The coroner is a doctor of lawyer responsible for investigating deaths in the following situations:

  • the deceased was not attended by a doctor during the last illness or the doctor treating the deceased had not seen him or her either after death or within the 14 days before death
  • the death was violent or unnatural or occurred under suspicious circumstances
  • the cause of death is not known or is uncertain
  • the death occurred while the patient was undergoing an operation or did not recover from the anaesthetic
  • the death was caused by an industrial disease
  • the death occurred in prison or in police custody.

If you want information about a death which has been reported to the coroner, contact the coroner’s office.
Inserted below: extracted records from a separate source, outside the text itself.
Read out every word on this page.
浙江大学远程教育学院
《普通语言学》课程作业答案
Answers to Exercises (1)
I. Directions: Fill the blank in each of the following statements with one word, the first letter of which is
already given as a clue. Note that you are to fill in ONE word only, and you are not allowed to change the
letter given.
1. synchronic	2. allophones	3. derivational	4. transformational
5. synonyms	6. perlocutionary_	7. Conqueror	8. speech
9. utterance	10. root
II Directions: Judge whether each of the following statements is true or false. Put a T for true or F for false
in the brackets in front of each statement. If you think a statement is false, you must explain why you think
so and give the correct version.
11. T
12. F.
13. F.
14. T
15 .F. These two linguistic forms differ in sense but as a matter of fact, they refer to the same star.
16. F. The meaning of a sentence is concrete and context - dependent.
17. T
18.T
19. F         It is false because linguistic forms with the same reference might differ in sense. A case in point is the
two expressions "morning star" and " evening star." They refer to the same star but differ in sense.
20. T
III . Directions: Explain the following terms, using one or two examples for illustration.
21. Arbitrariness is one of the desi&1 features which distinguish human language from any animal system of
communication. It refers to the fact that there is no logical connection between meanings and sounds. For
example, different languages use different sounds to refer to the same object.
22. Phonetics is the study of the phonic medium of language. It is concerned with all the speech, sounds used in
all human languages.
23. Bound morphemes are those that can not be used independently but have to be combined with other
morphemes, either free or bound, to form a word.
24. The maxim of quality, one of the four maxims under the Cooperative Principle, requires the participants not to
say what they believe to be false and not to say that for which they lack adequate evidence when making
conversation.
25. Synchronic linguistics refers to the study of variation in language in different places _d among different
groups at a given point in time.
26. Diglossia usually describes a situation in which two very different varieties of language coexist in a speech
You can get the address from the police station or, if death was in hospital, the hospital official dealing with deaths.

Coroner’s Post-mortem
The coroner may arrange for a post-mortem examination of the body. The consent of the relatives is not needed, but they are entitled to be represented at the examination by a doctor. When relatives have told the coroner they wish to be represented, the coroner will, if at all practicable, tell them when and where the examination will take place.
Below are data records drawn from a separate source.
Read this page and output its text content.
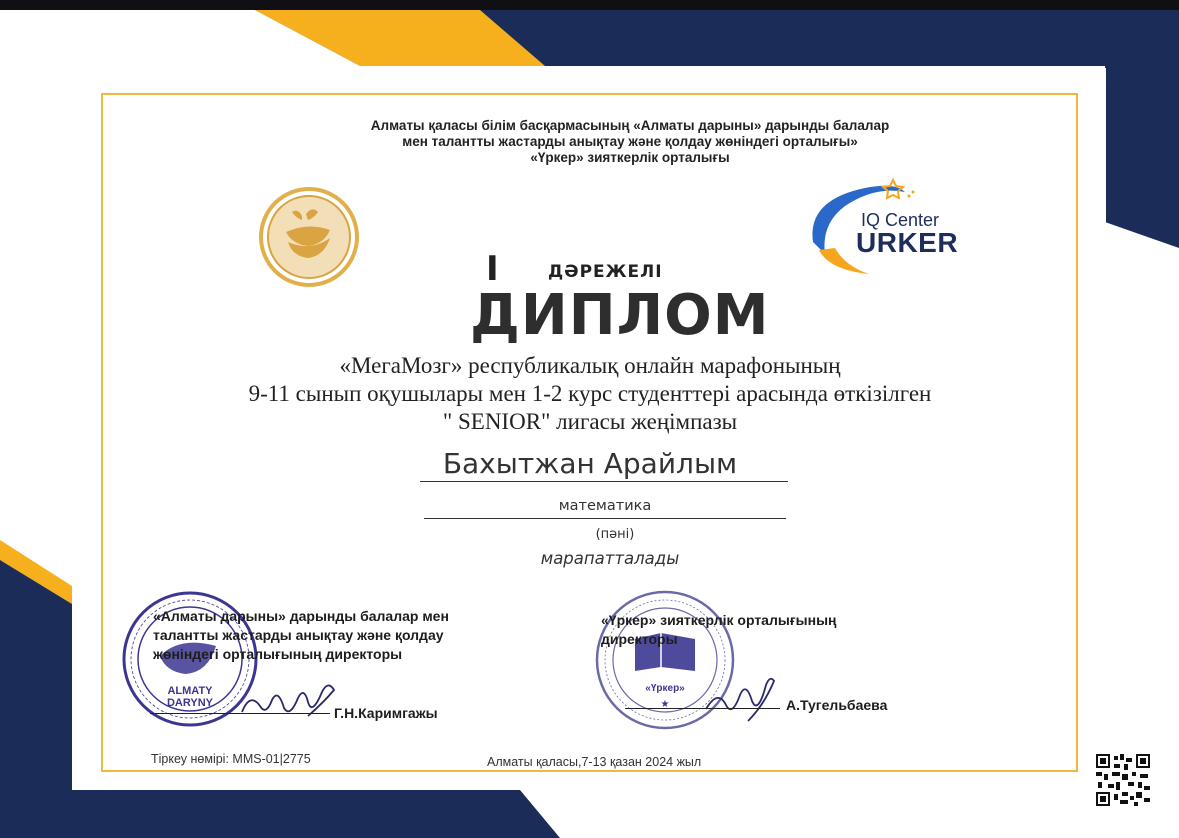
Алматы қаласы білім басқармасының «Алматы дарыны» дарынды балалар
мен талантты жастарды анықтау және қолдау жөніндегі орталығы»
«Үркер» зияткерлік орталығы
IQ Center
URKER
I	ДӘРЕЖЕЛІ
ДИПЛОМ
«МегаМозг» республикалық онлайн марафонының
9-11 сынып оқушылары мен 1-2 курс студенттері арасында өткізілген
" SENIOR" лигасы жеңімпазы
Бахытжан Арайлым
математика
(пәні)
марапатталады
ALMATY
DARYNY
«Үркер»
★
«Алматы дарыны» дарынды балалар мен талантты жастарды анықтау және қолдау жөніндегі орталығының директоры
Г.Н.Каримгажы
«Үркер» зияткерлік орталығының директоры
А.Тугельбаева
Тіркеу нөмірі: MMS-01|2775	Алматы қаласы,7-13 қазан 2024 жыл
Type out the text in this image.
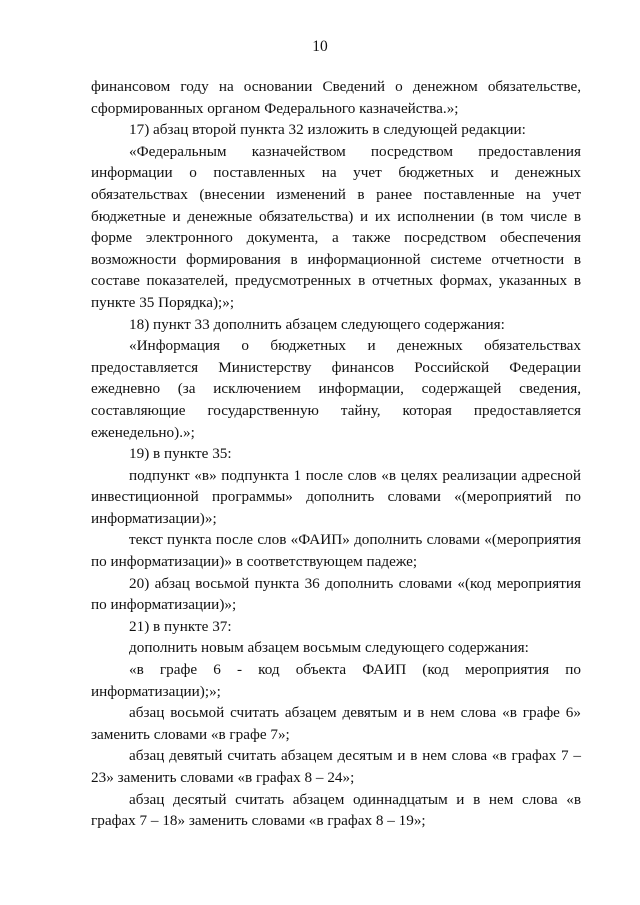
10

финансовом году на основании Сведений о денежном обязательстве, сформированных органом Федерального казначейства.»;

17) абзац второй пункта 32 изложить в следующей редакции:

«Федеральным казначейством посредством предоставления информации о поставленных на учет бюджетных и денежных обязательствах (внесении изменений в ранее поставленные на учет бюджетные и денежные обязательства) и их исполнении (в том числе в форме электронного документа, а также посредством обеспечения возможности формирования в информационной системе отчетности в составе показателей, предусмотренных в отчетных формах, указанных в пункте 35 Порядка);»;

18) пункт 33 дополнить абзацем следующего содержания:

«Информация о бюджетных и денежных обязательствах предоставляется Министерству финансов Российской Федерации ежедневно (за исключением информации, содержащей сведения, составляющие государственную тайну, которая предоставляется еженедельно).»;

19) в пункте 35:

подпункт «в» подпункта 1 после слов «в целях реализации адресной инвестиционной программы» дополнить словами «(мероприятий по информатизации)»;

текст пункта после слов «ФАИП» дополнить словами «(мероприятия по информатизации)» в соответствующем падеже;

20) абзац восьмой пункта 36 дополнить словами «(код мероприятия по информатизации)»;

21) в пункте 37:

дополнить новым абзацем восьмым следующего содержания:

«в графе 6 - код объекта ФАИП (код мероприятия по информатизации);»;

абзац восьмой считать абзацем девятым и в нем слова «в графе 6» заменить словами «в графе 7»;

абзац девятый считать абзацем десятым и в нем слова «в графах 7 – 23» заменить словами «в графах 8 – 24»;

абзац десятый считать абзацем одиннадцатым и в нем слова «в графах 7 – 18» заменить словами «в графах 8 – 19»;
If the death occurs in hospital, the coroner will arrange for the examination to be carried out by a pathologist other than one employed at or connected with that hospital, if a relative asks the coroner to do so and if it does not cause an undue delay.

The removal of a body from the place of death to the mortuary for post-mortem examination will usually be paid for by the coroner. The relatives may choose the funeral director. Consent will have to be given if any organs or human tissue need to be kept once the coroner no longer needs them for enquiries.

However, in some areas a funeral director will be appointed by the coroner to remove the body from the place of death to the hospital mortuary. The relatives can then choose a funeral director to carry out the funeral, once the coroner has released the body.

If the post-mortem shows the death was due to natural causes, the coroner may issue a notification known asPink Form B (form 100) which gives the cause of death so that the death can be registered. The coroner usually sends the form direct to the registrar but may give it to you to deliver.

If the body is to be cremated the coroner will give you the Certificate for Cremation (form 6) which allows cremation to take place.